* OPEC+ compliance rate in Oct seen at 101% - sources
* Libya output tops 1.2 million bpd - source
* U.S. oil, gas rig count highest since May - Baker Hughes
By Florence Tan
SINGAPORE, Nov 16 (Reuters) - Oil prices edged up in early
Asian trade on Monday, recouping some losses from the previous
session as hopes that OPEC+ will continue to curb output offset
concerns of weaker fuel demand amid rising COVID-19 cases and
higher production from Libya.
Brent crude futures for January LCOc1 rose 27 cents, or
0.6%, to $43.05 a barrel by 0043 GMT while U.S. West Texas
Intermediate crude for December CLc1 was at $40.48 a barrel,
up 35 cents, or 0.9%.
Both contracts gained more than 8% last week on hopes of a
COVID-19 vaccine and that the Organization of the Petroleum
Exporting Countries (OPEC) and their allies including Russia
will maintain lower output next year to support prices.
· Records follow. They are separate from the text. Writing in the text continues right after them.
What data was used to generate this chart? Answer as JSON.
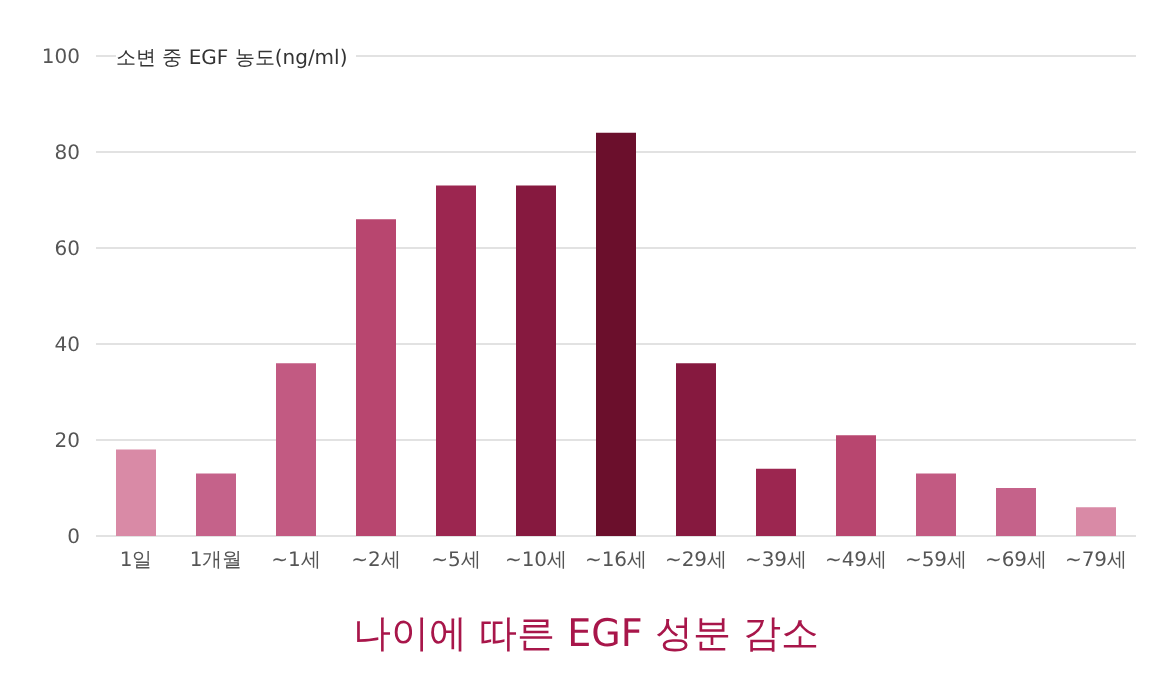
{
  "chart_data": {
    "type": "bar",
    "title": "나이에 따른 EGF 성분 감소",
    "ylabel": "소변 중 EGF 농도(ng/ml)",
    "categories": [
      "1일",
      "1개월",
      "~1세",
      "~2세",
      "~5세",
      "~10세",
      "~16세",
      "~29세",
      "~39세",
      "~49세",
      "~59세",
      "~69세",
      "~79세"
    ],
    "values": [
      18,
      13,
      36,
      66,
      73,
      73,
      84,
      36,
      14,
      21,
      13,
      10,
      6
    ],
    "colors": [
      "#d98aa6",
      "#c5628a",
      "#c25a82",
      "#b8466f",
      "#9c2650",
      "#86193f",
      "#6b0f2c",
      "#86193f",
      "#9c2650",
      "#b8466f",
      "#c25a82",
      "#c5628a",
      "#d98aa6"
    ],
    "ylim": [
      0,
      100
    ],
    "yticks": [
      0,
      20,
      40,
      60,
      80,
      100
    ],
    "grid": "y"
  }
}
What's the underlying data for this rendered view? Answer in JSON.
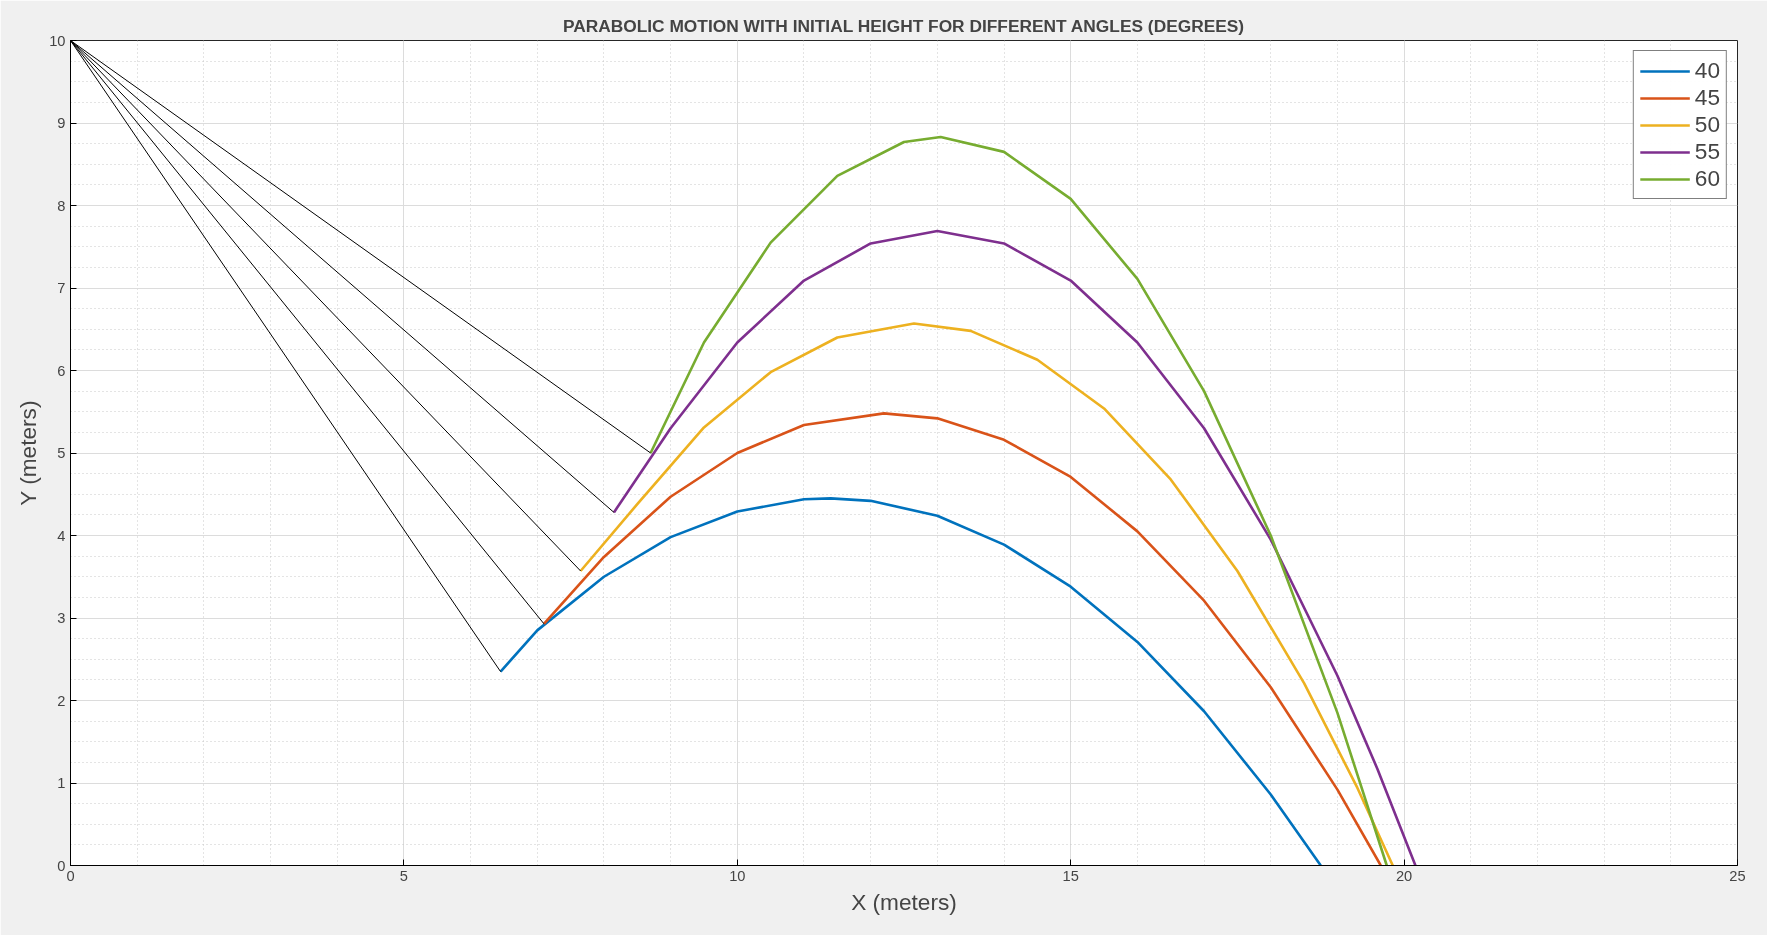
{
  "chart_data": {
    "type": "line",
    "title": "PARABOLIC MOTION WITH INITIAL HEIGHT FOR DIFFERENT ANGLES (DEGREES)",
    "xlabel": "X (meters)",
    "ylabel": "Y (meters)",
    "xlim": [
      0,
      25
    ],
    "ylim": [
      0,
      10
    ],
    "xticks": [
      0,
      5,
      10,
      15,
      20,
      25
    ],
    "yticks": [
      0,
      1,
      2,
      3,
      4,
      5,
      6,
      7,
      8,
      9,
      10
    ],
    "grid": true,
    "legend": "top right",
    "marker": "none",
    "line_style": "solid",
    "series": [
      {
        "name": "40",
        "color": "#0072bd",
        "x": [
          6.45,
          7,
          8,
          9,
          10,
          11,
          11.4,
          12,
          13,
          14,
          15,
          16,
          17,
          18,
          18.75
        ],
        "values": [
          2.35,
          2.85,
          3.5,
          3.98,
          4.29,
          4.44,
          4.45,
          4.42,
          4.24,
          3.89,
          3.38,
          2.71,
          1.87,
          0.86,
          0
        ]
      },
      {
        "name": "45",
        "color": "#d95319",
        "x": [
          7.1,
          8,
          9,
          10,
          11,
          12.2,
          13,
          14,
          15,
          16,
          17,
          18,
          19,
          19.65
        ],
        "values": [
          2.93,
          3.74,
          4.47,
          5.0,
          5.34,
          5.48,
          5.42,
          5.16,
          4.71,
          4.05,
          3.21,
          2.16,
          0.92,
          0
        ]
      },
      {
        "name": "50",
        "color": "#edb120",
        "x": [
          7.65,
          8.5,
          9.5,
          10.5,
          11.5,
          12.65,
          13.5,
          14.5,
          15.5,
          16.5,
          17.5,
          18.5,
          19.3,
          19.83
        ],
        "values": [
          3.57,
          4.38,
          5.31,
          5.98,
          6.4,
          6.57,
          6.48,
          6.13,
          5.54,
          4.68,
          3.57,
          2.21,
          0.94,
          0
        ]
      },
      {
        "name": "55",
        "color": "#7e2f8e",
        "x": [
          8.15,
          9,
          10,
          11,
          12,
          13,
          14,
          15,
          16,
          17,
          18,
          19,
          19.6,
          20.17
        ],
        "values": [
          4.28,
          5.3,
          6.34,
          7.09,
          7.54,
          7.69,
          7.54,
          7.09,
          6.34,
          5.3,
          3.95,
          2.3,
          1.17,
          0
        ]
      },
      {
        "name": "60",
        "color": "#77ac30",
        "x": [
          8.7,
          9.5,
          10.5,
          11.5,
          12.5,
          13.05,
          14,
          15,
          16,
          17,
          18,
          19,
          19.74
        ],
        "values": [
          5.0,
          6.34,
          7.55,
          8.36,
          8.77,
          8.83,
          8.65,
          8.08,
          7.11,
          5.75,
          4.0,
          1.85,
          0
        ]
      },
      {
        "color": "#000000",
        "x": [
          0,
          6.45
        ],
        "values": [
          10,
          2.35
        ]
      },
      {
        "color": "#000000",
        "x": [
          0,
          7.1
        ],
        "values": [
          10,
          2.93
        ]
      },
      {
        "color": "#000000",
        "x": [
          0,
          7.65
        ],
        "values": [
          10,
          3.57
        ]
      },
      {
        "color": "#000000",
        "x": [
          0,
          8.15
        ],
        "values": [
          10,
          4.28
        ]
      },
      {
        "color": "#000000",
        "x": [
          0,
          8.7
        ],
        "values": [
          10,
          5.0
        ]
      }
    ]
  }
}
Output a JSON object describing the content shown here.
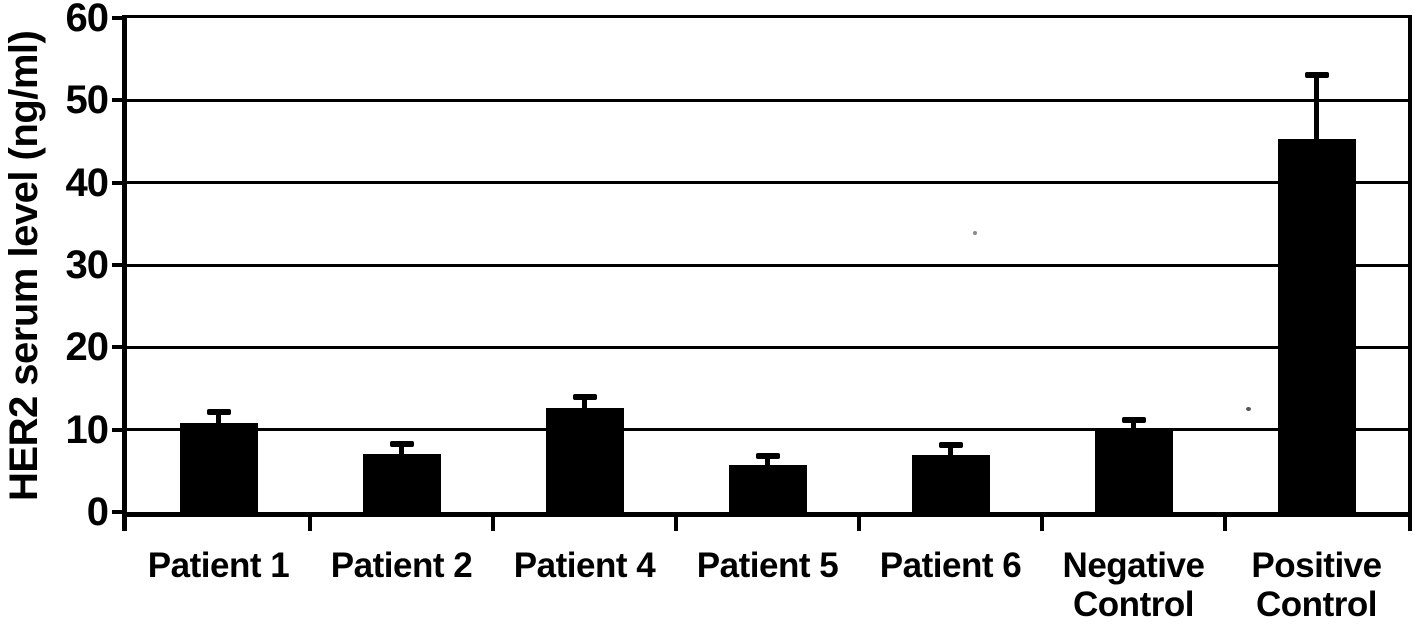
{
  "figure": {
    "background_color": "#ffffff",
    "ink_color": "#000000",
    "style_note": "black-and-white scanned journal figure"
  },
  "chart_data": {
    "type": "bar",
    "title": "",
    "xlabel": "",
    "ylabel": "HER2 serum level (ng/ml)",
    "ylim": [
      0,
      60
    ],
    "yticks": [
      0,
      10,
      20,
      30,
      40,
      50,
      60
    ],
    "grid": "horizontal gridlines at every y tick, full plot box border",
    "legend": "none",
    "bar_color": "#000000",
    "error_bar_style": "upper error bars with caps",
    "categories": [
      "Patient 1",
      "Patient 2",
      "Patient 4",
      "Patient 5",
      "Patient 6",
      "Negative Control",
      "Positive Control"
    ],
    "values": [
      10.8,
      7.1,
      12.6,
      5.7,
      6.9,
      10.0,
      45.3
    ],
    "errors_plus": [
      1.4,
      1.3,
      1.4,
      1.2,
      1.3,
      1.3,
      7.9
    ]
  }
}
The group, also known as OPEC+, has been cutting production
by about 7.7 million barrels per day, with a compliance rate
seen at 101% in October, and had planned to increase output by 2
million bpd from January.
OPEC+ is due to hold a ministerial committee meeting on
Tuesday which could recommend changes to production quotas when
all the ministers meet on Nov. 30 and Dec. 1. However, the speedy recovery of oil production in Libya, an
OPEC member, back to above 1.2 million bpd presents a challenge
to OPEC+ cuts while a slowdown in traffic across Europe and the
United States dampened fuel demand recovery hopes this winter.
"European motorway traffic is down almost 50% in recent
weeks in some countries (such as France) as lockdown measures
are increased," ANZ analysts said.
People movement on highways in the United States was also
slowing based on vehicle mileage data despite authorities'
reluctance to implement new restrictions, they added.
While fuel demand is slowing, Baker Hughes' data showed that
U.S. oil and natural gas rig count rose last week to their
highest since May as producers, spurred by higher crude prices,
return to the wellpad. ANZ analysts expect the oil surplus to increase to between
1.5 million and 3 million bpd in the first half next year with a
vaccine only boosting demand in the second half.